“They are at once sent to spend their term of probation in less material spheres.”

“Now, in relation to love matters. With which sex rests the onus of proposing marriage?”

“With either sex, of course I do not see how it could be otherwise.”

“It is very much otherwise with us. A woman may be dying for love, but she is not supposed to betray the fact to anyone, until the object of her desires intimates that he has set his affections upon her.”

“But suppose that he intimates no such thing? Do you mean to say that she is not even then to express her preference?”

“Then less than ever! The object of her affections would not think her worth having if she were won too easily, even if he wanted her. If he did not want her, he would most probably sneer about her love-lorn condition to all his acquaintances, and they would be highly amused at her unwomanliness in presuming to love before she had been asked.”

“Well, I do not envy you your social institutions! It seems to me that your men must be insufferable cads, and your women nothing less than fools. Why do they permit such an anomalous state of things? Can they not see that this is only another of the countless meshes with which masculine egotism has woven the net of slavery and oppression? The man who can look upon a true woman’s love for himself with anything but respect and grateful sympathy is nothing better than a cur, who is himself unworthy of the esteem of all honourable people.”

The Principal spoke with considerable warmth, and I was so struck with the force of her remarks, that I promised to lay her views before my own countrywomen at no distant date. I had, however, not much confidence in the efficacy of any appeal I might make to womanly pride, seeing that so little has yet been done in England to induce women to think and act for themselves, and to endeavour to break through the multitude of social barriers which have been erected by man’s selfishness, tyranny, and arrogance.
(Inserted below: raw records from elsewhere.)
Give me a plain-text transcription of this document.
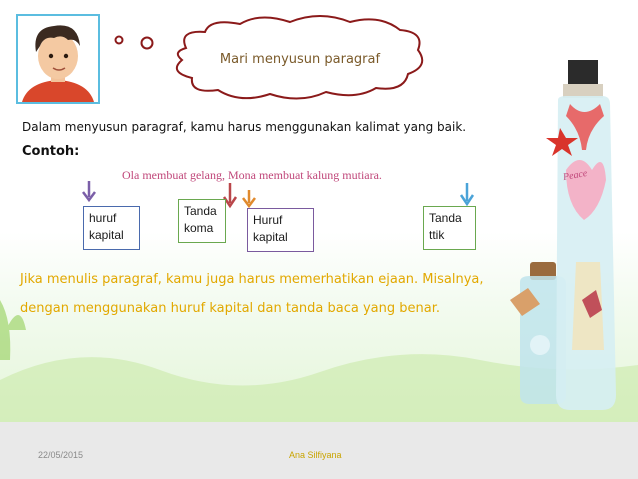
Mari menyusun paragraf
Dalam menyusun paragraf, kamu harus menggunakan kalimat yang baik.
Contoh:
Ola membuat gelang, Mona membuat kalung mutiara.
huruf
kapital
Tanda
koma
Huruf
kapital
Tanda
ttik
Jika menulis paragraf, kamu juga harus memerhatikan ejaan. Misalnya, dengan menggunakan huruf kapital dan tanda baca yang benar.
Peace
22/05/2015	Ana Silfiyana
Still, it has often happened that the absurdity of a custom has only needed to be demonstrated in black and white for its doom to be sealed, and I introduce this subject to the notice of my countrywomen, in the hope that it may induce some of them to bestow a little more thought upon the anomalies of their position, and use their best endeavours to remove at least some of the partially self-created disabilities they suffer from.

By way of diverting the Principal’s attention from a subject which aroused both her anger and contempt, I remarked upon the delightful purity of the atmosphere here, and opined that infectious diseases could not be very prevalent.

“We have heard of such evils,” was the reply, “but science and common sense united have combated them effectually. Two of our finest statues are in honour of a couple of scientists who must be ranked amongst the most famous benefactors of their kind who have ever lived. I allude to Koch and Pasteur, whose discoveries inaugurated a happy era of immunity from disorders which once killed thousands of human beings annually. Unfortunately for their contemporaries, the world at large looked upon their discoveries as only interesting from the scientists’ point of view, failing to recognise the fact that a gigantic revolution in medicine was impending. In some of our archives mention is made of a Dr. Austin Flint, who asserted that such a revolution was not far off. But his utterances fell on ears that were mostly deaf or unheeding. And yet, to the discovery and study of bacteria the most incalculable benefits to the human race are to be attributed. So perfect has the knowledge on this subject now become, that the cause of every infectious disease is well known. They are all easily preventible, but where, through possible slight relaxation of watchfulness, they may break out, they are so easily curable as to cause no alarm. It is, however, many years since a case of infectious disease occurred in New Amazonia. Science has succeeded in affording us absolute protection against scarlet fever, measles, yellow fever, cholera, whooping cough, and many other dreadful ailments which formerly decimated nations.”